Cuando la argumentación para justificar el desprecio por el pobre es que es ladrón, holgazán e impertinente, se nos olvida que la clase alta también roba, se pasea y no mide la extensión del daño de sus acciones, mismas que en múltiples ocasiones han resultado más costosas que los proyectos de apoyo que ahora arrancan.
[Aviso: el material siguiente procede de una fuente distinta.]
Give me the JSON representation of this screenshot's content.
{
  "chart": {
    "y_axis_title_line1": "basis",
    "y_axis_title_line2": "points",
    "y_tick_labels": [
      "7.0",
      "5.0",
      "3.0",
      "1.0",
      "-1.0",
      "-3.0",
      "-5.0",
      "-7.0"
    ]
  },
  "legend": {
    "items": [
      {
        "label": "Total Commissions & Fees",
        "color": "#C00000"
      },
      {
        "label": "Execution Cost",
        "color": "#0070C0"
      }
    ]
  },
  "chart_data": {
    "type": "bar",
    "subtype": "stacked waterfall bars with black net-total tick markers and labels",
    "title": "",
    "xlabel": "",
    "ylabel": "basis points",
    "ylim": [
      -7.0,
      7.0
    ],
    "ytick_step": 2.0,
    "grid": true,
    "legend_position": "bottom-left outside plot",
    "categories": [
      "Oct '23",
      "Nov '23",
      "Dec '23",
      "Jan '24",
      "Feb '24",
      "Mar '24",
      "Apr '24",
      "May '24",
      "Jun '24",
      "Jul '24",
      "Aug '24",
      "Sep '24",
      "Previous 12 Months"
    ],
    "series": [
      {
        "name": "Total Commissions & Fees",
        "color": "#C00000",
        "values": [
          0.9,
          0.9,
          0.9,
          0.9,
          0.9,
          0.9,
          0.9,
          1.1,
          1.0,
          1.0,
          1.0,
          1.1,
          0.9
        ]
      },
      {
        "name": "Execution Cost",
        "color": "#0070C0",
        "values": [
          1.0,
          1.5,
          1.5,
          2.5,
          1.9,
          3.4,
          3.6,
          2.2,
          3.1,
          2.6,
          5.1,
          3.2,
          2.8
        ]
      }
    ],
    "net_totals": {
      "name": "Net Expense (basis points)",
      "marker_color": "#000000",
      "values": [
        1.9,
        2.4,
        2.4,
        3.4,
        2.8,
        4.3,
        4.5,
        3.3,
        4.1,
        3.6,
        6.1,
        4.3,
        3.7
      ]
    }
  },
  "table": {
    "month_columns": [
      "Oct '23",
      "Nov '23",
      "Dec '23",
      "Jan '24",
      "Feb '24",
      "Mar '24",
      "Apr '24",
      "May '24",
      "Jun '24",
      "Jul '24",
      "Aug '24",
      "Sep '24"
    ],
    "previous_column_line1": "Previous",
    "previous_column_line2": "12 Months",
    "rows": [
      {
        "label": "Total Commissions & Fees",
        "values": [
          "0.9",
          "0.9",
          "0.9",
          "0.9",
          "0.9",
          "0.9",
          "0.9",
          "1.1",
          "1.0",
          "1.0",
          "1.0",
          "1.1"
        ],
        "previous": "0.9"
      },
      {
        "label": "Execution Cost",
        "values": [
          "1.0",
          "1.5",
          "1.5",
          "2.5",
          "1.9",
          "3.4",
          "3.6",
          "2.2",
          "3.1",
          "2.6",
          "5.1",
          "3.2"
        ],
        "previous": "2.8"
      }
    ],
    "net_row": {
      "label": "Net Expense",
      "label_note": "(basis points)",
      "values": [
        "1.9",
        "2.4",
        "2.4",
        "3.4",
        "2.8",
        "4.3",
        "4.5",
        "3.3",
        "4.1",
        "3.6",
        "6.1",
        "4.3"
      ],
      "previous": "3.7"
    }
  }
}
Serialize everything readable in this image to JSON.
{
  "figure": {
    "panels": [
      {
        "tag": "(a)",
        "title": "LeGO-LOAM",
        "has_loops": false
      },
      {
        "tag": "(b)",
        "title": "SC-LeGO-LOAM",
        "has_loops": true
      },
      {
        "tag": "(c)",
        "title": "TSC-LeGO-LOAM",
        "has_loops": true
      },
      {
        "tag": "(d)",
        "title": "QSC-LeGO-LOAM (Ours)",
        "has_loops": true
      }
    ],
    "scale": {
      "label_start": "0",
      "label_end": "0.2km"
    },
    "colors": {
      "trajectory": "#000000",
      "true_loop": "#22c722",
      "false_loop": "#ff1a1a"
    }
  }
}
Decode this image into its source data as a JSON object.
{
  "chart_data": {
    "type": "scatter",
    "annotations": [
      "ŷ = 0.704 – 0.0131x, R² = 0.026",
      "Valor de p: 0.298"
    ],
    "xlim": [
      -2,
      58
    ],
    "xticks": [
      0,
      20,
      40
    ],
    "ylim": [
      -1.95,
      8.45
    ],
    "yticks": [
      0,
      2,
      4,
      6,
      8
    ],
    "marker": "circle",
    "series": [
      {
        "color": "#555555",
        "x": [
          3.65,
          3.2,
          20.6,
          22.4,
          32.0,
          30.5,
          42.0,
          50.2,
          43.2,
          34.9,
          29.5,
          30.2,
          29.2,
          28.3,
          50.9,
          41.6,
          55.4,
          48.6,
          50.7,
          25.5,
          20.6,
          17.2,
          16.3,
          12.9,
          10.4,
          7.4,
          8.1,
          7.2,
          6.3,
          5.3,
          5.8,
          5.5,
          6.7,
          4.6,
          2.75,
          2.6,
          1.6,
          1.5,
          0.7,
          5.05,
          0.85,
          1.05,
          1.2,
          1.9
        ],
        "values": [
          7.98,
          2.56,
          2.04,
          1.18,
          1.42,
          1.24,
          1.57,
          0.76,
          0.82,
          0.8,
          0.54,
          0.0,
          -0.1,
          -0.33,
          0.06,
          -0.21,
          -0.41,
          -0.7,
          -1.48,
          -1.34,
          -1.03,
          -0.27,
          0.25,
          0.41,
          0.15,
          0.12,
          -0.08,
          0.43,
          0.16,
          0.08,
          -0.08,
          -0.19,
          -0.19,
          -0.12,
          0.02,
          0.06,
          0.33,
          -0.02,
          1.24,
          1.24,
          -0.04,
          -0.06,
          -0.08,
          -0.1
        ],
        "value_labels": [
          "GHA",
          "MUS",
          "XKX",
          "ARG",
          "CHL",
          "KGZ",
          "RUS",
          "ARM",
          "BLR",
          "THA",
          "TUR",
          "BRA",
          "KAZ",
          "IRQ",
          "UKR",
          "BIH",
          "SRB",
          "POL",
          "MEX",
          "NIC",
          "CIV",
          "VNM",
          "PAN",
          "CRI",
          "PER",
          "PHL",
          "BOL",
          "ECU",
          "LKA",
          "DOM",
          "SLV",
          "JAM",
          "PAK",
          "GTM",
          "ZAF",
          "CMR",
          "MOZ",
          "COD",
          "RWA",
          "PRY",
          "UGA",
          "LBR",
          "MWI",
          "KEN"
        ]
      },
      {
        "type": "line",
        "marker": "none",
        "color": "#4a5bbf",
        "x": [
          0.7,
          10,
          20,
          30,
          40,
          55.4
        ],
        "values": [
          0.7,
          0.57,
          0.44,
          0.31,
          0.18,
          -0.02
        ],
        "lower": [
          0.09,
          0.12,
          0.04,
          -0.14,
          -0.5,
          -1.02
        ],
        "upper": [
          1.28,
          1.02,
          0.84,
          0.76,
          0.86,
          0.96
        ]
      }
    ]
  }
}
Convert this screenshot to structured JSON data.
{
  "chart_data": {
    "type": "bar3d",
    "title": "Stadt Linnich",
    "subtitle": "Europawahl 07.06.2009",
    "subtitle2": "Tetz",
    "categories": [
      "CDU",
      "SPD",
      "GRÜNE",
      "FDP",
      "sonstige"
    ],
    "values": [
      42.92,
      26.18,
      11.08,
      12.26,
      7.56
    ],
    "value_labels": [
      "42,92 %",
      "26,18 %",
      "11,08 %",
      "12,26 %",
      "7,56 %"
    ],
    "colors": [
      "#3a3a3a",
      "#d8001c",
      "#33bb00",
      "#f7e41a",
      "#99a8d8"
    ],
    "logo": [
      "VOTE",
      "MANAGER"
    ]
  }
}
No podemos confundir tampoco la pobreza urbana con la rural. En las ciudades de la República Mexicana la educación básica, media superior y superior ha ido penetrando de manera continua en las capas más endebles, más depauperadas. De a poco, los hijos de los albañiles, los operadores de maquiladora, las costureras, las enfermeras de doble turno, los de la señora de la tienda de abarrotes y el que vende de puerta en puerta se han ido entremezclando con los de los oficinistas, los burócratas, los supervisores y los maestros. Ahí se va conociendo un nuevo mundo, uno que oferta nuevas opciones de vida, menos vinculadas a las actividades en los márgenes de la ley. Esto es verdad en las ciudades, pero es lejana opción en los pueblos que se quedaron atrapados a causa de las administraciones neoliberales y progresistas. En las zonas rurales de porciones gigantescas de nuestro territorio las únicas vías de vida son la ilegalidad.
Es injusto y casi soez leer a la opinión pública acusar desde nuestra realidad a la realidad de un numeroso contingente del que no sabemos nada, que no nos importa nada. Los que aplauden y con vítores celebran la desgracia, los que crean que la gente se arriesga por una garrafa de gasolina porque lo encuentra lúdico o porque es imbécil, tal vez nunca han tenido la necesidad de estirar un sueldo miserable para que alcance a llegar hasta el otro día de paga. Los que aún habiendo vivido y sobrevivido a los estragos de la pobreza se creen el discursillo de que el que es pobre es porque quiere, están subsumidos en una deshumanización tan profunda que sería necesario que echaran a andar sus cerebros.
No hay nada que celebrar en la muerte del otro.